A teenaged Hans Christian Andersen, the son of a poor shoemaker, daydreams instead of studying for school. He runs away from home. Whenever he falls asleep, or goes into a daydreaming spell, he dreams that he is in strange adventures with two swindling tailors, a tiny girl no bigger than a thumb, a mermaid, a devil boy in Eden, and others. In reality, as well as in his dreams, Hans is searching for the Garden of Paradise, which he does not find. The dream sequences are puppet animation, complete with a puppet version of himself, as well as with the pie man. Hans gets falsely arrested for poaching by a game warden, and is sent to work chopping wood.

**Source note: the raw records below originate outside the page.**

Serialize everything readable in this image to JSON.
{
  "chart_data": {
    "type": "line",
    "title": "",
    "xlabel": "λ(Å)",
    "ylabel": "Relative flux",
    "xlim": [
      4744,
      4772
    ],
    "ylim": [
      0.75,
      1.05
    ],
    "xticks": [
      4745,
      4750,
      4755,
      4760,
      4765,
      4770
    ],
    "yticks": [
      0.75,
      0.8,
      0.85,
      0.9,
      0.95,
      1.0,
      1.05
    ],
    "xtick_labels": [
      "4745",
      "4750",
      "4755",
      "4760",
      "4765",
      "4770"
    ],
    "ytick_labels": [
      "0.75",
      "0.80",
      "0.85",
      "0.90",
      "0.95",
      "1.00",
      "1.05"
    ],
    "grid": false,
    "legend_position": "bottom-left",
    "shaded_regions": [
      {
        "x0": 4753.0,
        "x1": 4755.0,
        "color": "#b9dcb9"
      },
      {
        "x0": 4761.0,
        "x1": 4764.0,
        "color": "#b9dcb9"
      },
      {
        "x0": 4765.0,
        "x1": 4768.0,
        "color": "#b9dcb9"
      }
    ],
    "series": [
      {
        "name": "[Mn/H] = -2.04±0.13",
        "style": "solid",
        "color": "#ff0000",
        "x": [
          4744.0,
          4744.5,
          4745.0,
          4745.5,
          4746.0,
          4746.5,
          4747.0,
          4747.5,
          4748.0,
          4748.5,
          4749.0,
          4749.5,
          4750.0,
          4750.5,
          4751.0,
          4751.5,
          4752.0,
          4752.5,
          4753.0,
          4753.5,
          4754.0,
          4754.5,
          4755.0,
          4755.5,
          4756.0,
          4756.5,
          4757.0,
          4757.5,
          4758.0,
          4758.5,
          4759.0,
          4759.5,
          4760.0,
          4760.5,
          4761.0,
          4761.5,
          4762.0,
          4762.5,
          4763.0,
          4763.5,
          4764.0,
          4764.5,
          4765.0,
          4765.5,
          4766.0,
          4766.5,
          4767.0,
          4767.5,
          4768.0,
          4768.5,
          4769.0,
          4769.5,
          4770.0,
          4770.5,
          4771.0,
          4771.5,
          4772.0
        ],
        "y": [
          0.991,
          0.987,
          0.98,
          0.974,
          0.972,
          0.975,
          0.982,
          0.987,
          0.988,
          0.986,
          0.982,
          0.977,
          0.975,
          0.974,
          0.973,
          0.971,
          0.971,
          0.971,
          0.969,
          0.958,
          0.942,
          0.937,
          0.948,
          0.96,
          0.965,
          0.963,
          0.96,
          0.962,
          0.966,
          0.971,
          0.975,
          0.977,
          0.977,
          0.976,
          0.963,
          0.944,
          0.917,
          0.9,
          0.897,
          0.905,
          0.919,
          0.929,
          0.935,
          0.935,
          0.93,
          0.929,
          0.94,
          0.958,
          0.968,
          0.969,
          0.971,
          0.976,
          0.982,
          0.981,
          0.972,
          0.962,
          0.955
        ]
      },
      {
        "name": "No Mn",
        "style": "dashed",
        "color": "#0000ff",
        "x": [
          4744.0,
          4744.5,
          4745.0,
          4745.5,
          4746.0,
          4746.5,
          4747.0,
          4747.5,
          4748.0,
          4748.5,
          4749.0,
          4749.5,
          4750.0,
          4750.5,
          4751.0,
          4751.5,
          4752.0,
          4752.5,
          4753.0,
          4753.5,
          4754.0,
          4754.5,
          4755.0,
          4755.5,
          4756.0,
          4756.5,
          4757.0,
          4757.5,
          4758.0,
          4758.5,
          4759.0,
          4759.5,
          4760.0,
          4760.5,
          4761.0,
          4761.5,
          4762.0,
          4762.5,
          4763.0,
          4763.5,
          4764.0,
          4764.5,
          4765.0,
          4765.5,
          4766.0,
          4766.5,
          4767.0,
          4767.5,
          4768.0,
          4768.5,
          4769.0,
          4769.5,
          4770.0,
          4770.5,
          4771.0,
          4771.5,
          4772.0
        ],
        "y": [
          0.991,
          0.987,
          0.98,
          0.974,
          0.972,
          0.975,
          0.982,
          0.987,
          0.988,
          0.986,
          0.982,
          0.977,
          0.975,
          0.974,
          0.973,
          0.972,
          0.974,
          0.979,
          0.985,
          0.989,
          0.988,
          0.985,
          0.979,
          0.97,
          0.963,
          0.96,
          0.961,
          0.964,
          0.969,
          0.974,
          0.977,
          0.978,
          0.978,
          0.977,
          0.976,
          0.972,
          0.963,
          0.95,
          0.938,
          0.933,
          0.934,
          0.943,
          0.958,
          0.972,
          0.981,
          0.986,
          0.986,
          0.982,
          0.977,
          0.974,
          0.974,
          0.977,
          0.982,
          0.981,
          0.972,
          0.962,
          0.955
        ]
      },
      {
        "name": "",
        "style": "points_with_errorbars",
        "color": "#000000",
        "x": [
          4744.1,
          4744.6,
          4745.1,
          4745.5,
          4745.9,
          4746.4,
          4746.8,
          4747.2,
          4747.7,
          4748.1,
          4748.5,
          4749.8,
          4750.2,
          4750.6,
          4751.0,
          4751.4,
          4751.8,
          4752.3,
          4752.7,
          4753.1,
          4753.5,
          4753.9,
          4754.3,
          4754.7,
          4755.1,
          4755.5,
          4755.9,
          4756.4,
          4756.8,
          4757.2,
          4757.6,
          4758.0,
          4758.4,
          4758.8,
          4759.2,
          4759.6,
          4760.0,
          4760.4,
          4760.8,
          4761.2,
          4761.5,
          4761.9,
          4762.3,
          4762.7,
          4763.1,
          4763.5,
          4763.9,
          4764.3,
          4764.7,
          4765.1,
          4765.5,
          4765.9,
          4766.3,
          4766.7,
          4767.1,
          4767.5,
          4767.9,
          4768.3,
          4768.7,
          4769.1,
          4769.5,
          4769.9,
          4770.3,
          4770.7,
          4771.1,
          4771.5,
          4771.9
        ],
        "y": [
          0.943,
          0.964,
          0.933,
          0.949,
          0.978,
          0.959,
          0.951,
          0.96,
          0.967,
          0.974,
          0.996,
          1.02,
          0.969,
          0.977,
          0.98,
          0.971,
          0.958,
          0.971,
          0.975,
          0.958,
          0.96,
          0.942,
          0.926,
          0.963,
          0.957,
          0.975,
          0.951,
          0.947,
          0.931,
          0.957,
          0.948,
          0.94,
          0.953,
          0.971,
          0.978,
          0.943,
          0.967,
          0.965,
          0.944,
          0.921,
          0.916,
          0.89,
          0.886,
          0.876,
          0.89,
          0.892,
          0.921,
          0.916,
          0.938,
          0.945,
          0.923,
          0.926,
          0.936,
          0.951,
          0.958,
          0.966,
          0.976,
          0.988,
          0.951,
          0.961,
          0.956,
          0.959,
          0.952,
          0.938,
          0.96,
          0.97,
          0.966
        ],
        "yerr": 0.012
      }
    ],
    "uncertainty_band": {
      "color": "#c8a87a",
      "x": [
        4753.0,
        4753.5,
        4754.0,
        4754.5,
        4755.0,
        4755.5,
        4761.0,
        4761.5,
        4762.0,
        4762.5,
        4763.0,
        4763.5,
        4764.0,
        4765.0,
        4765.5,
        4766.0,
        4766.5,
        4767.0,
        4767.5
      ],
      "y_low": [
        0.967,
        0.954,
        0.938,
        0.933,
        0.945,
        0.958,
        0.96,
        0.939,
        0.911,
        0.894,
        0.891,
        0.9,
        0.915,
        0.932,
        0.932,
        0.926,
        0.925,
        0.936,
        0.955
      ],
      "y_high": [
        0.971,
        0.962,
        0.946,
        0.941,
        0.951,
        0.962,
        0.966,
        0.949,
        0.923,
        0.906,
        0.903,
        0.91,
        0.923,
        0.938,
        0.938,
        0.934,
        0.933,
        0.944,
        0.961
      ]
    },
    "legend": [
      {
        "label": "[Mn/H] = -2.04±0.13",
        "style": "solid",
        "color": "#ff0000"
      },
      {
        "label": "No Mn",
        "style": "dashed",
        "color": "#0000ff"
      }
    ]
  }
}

His father, who is out looking for Hans, gets falsely arrested, too, by the same game warden, for fishing in protected waters, and is also forced to chop wood, too, where he reunites with his son. Only when the father gives up the ring that he wore on his finger, while he was married in the past, are the father and son released from their labors. These dreams become the basis for his fairy tale fictions, which he writes as an adult: "The Little Mermaid", "Thumbelina", "The Ugly Duckling", "The Emperor's New Clothes", "Little Claus and Big Claus", and "The Garden of Paradise".

==Cast==
- Paul O'Keefe as Chris and Puck (uncredited for the latter)
- Jack Gilford as Papa Andersen
- Ray Bolger as the Pieman
- Margaret Hamilton as Mrs. Klopplebobbler

===Voices===
- Cyril Ritchard as the Sandman
- Hayley Mills as The Little Mermaid
- Burl Ives as Father Neptune
- Tallulah Bankhead as The Sea Witch
- Terry-Thomas as The First Tailor
- Victor Borge as The Second Tailor
- Ed Wynn as The Emperor
- Patty Duke as Thumbelina
- Boris Karloff as The Rat
- Sessue Hayakawa as The Mole
- Robert Harter as Big Claus and Minister
- Larry D. Mann as Footman
- Billie Mae Richards as one of the Little Mermaid's sisters
- James Daugherty as Minister
- William Marine as Minister

==Crew==
- Director: Jules Bass
- Writer/Producer: Arthur Rankin, Jr.
- Executive Producer: Joseph E. Levine
- Associate Producer: Larry Roemer
- Adaptation from the Stories and Characters: Hans Christian Andersen
- Music and Lyrics: Maury Laws and Jules Bass
- Live Action Sequence Stager: Ezra Stone
- Animagic Sequence Stager: Don Duga
- Additional Dialogue: Romeo Muller
- Recording Supervisor: Bernard Cowan
- Assistant Director: Kizo Nagashima
- Live Action Cinematography: Daniel Cavelli
- Animagic Technician: Tadahito Mochinaga
- Puppet Makers: Ichiro Komuro, Kyoko Kita (both uncredited)
- Animation: Fumiko Magari, Hiroshi Tabata (both uncredited)
- Emperor's Clothes: Oleg Cassini
- Set Design: Maurice Gordon
- Makeup: Phyllis Grens
- Mobilux Effects: John Hoppe
- Optical Effects: Coastal Films, Inc.
- Production Manager: Sal Scoppa, Jr.
- Choreography: Tony Mordente
- Music Composer and Director: Maury Laws
- Title Song Orchestration: Don Costa
- Sound Recorders: Alan Mirchin, Eric Tomlinson, Peter Rage, Richard Gramaglia

==Soundtrack==

A soundtrack album was issued by Columbia Records featuring all of the songs and the partial score from the film. In 2006, the album was reissued on CD by Percepto Records in a limited edition release that included four bonus tracks.

===Musical numbers===
1. "Daydreamer" – Robert Goulet
2. "Overture" – Maury Laws
3. "Wishes and Teardrops" – The Little Mermaid
4. "Simply Wonderful" – The Emperor and His Three Ministers
5. "Who Can Tell" – The Pieman of Odense
6. "Luck to Sell" – Chris
7. "Happy Guy" – Thumbelina, Chris and Chorus
8. "Isn't It Cozy?" – Three Bats and the Mole
9. "Finale (The Daydreamer)" – Chorus

==Tales referenced==
- "Ole Lukøje" (1842)
- "The Garden of Paradise" (1839)
- "The Little Mermaid" (1837)
- "The Ugly Duckling" (1843)
- "Thumbelina" (1835)
- "The Emperor's New Clothes" (1837)
- "Little Claus and Big Claus" (1835)

==Home media==
The Daydreamer has been released on DVD twice: on March 4, 2003, and May 13, 2008, by Anchor Bay, and by Lionsgate on March 10, 2012, via Amazon.com as a MOD (Manufacture On Demand) disc. Scorpion Releasing has also announced a Blu-Ray release for 2021.